Dimitri Sturdza
- Country (sports): Switzerland
- Born: 10 November 1938 (age 86) Iași, Romania

Singles
- Career record: 6–28

Grand Slam singles results
- French Open: 3R (1968)
- Wimbledon: 2R (1963, 1964, 1966)
- US Open: 2R (1964)

= Dimitri Sturdza =

Swiss former professional tennis player

Dimitri Sturdza (born 10 November 1938), also known as Tim Sturdza, is a Swiss former professional tennis player.

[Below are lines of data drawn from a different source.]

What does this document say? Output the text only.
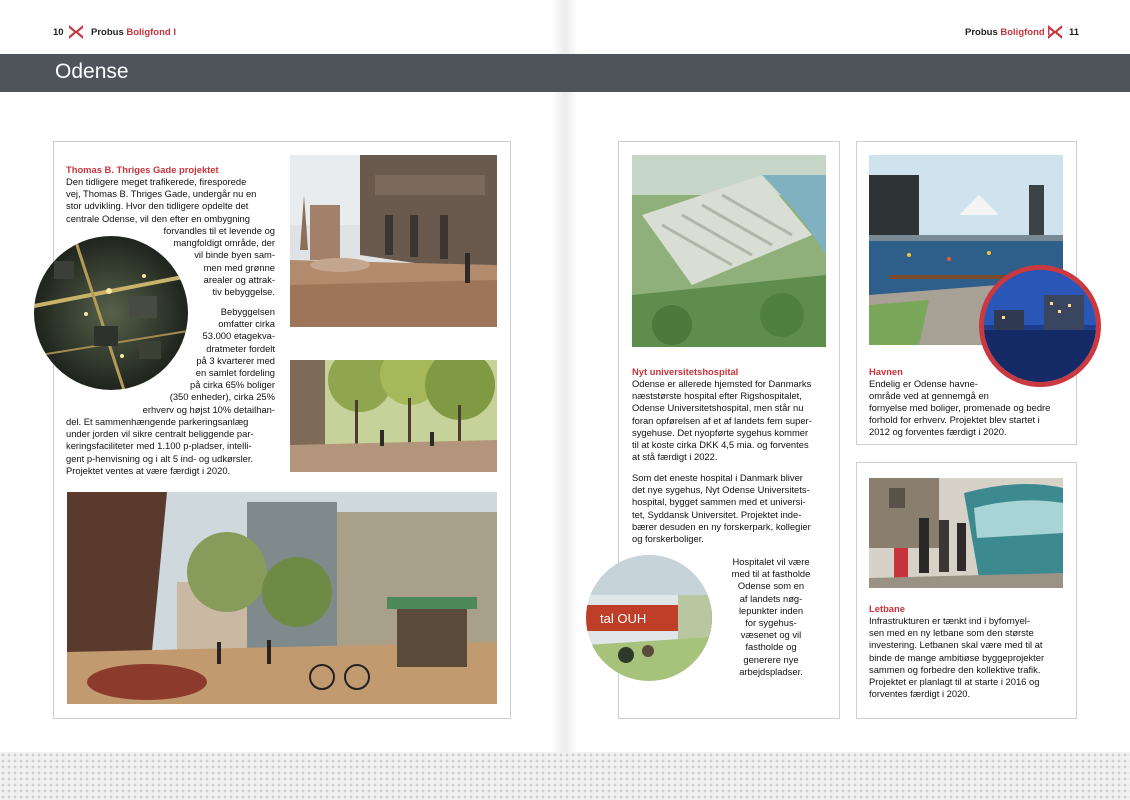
10	Probus Boligfond I	Probus Boligfond I 11
Odense
Thomas B. Thriges Gade projektet
Den tidligere meget trafikerede, firesporede
vej, Thomas B. Thriges Gade, undergår nu en
stor udvikling. Hvor den tidligere opdelte det
centrale Odense, vil den efter en ombygning
forvandles til et levende og
mangfoldigt område, der
vil binde byen sam-
men med grønne
arealer og attrak-
tiv bebyggelse.
Bebyggelsen
omfatter cirka
53.000 etagekva-
dratmeter fordelt
på 3 kvarterer med
en samlet fordeling
på cirka 65% boliger
(350 enheder), cirka 25%
erhverv og højst 10% detailhan-
del. Et sammenhængende parkeringsanlæg
under jorden vil sikre centralt beliggende par-
keringsfaciliteter med 1.100 p-pladser, intelli-
gent p-henvisning og i alt 5 ind- og udkørsler.
Projektet ventes at være færdigt i 2020.
Nyt universitetshospital
Odense er allerede hjemsted for Danmarks
næststørste hospital efter Rigshospitalet,
Odense Universitetshospital, men står nu
foran opførelsen af et af landets fem super-
sygehuse. Det nyopførte sygehus kommer
til at koste cirka DKK 4,5 mia. og forventes
at stå færdigt i 2022.
Som det eneste hospital i Danmark bliver
det nye sygehus, Nyt Odense Universitets-
hospital, bygget sammen med et universi-
tet, Syddansk Universitet. Projektet inde-
bærer desuden en ny forskerpark, kollegier
og forskerboliger.
Hospitalet vil være
med til at fastholde
Odense som en
af landets nøg-
lepunkter inden
for sygehus-
væsenet og vil
fastholde og
generere nye
arbejdspladser.
tal OUH
Havnen
Endelig er Odense havne-
område ved at gennemgå en
fornyelse med boliger, promenade og bedre
forhold for erhverv. Projektet blev startet i
2012 og forventes færdigt i 2020.
Letbane
Infrastrukturen er tænkt ind i byfornyel-
sen med en ny letbane som den største
investering. Letbanen skal være med til at
binde de mange ambitiøse byggeprojekter
sammen og forbedre den kollektive trafik.
Projektet er planlagt til at starte i 2016 og
forventes færdigt i 2020.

== Early life and ancestry ==
Born in Iași, he is the son of Prince Gheorghe Sturdza (born 1912) and his Norwegian wife, Margareta Kvaal. By birth, he is a member of the House of Sturdza, powerful Romanian aristocratic family that later settled in Lausanne, Switzerland. Paternally, he is great-great-grandson of Mihail Sturdza, the reigning Prince of Moldavia.

== Biography ==
During his youth, he traveled the world, using a French passport. Outside of tennis he holds a master's degree in atomic physics and was involved with the European space program.

== Career ==
Sturdza made the third round of the French Open once and was a Davis Cup player for Switzerland from 1964 to 1978, winning 17 rubbers. His best Davis Cup singles wins were over West Germany's Wilhelm Bungert in 1966 and France's Georges Goven in 1970. He was non playing captain of the Swiss team for the 1992 Davis Cup World Group final against the United States.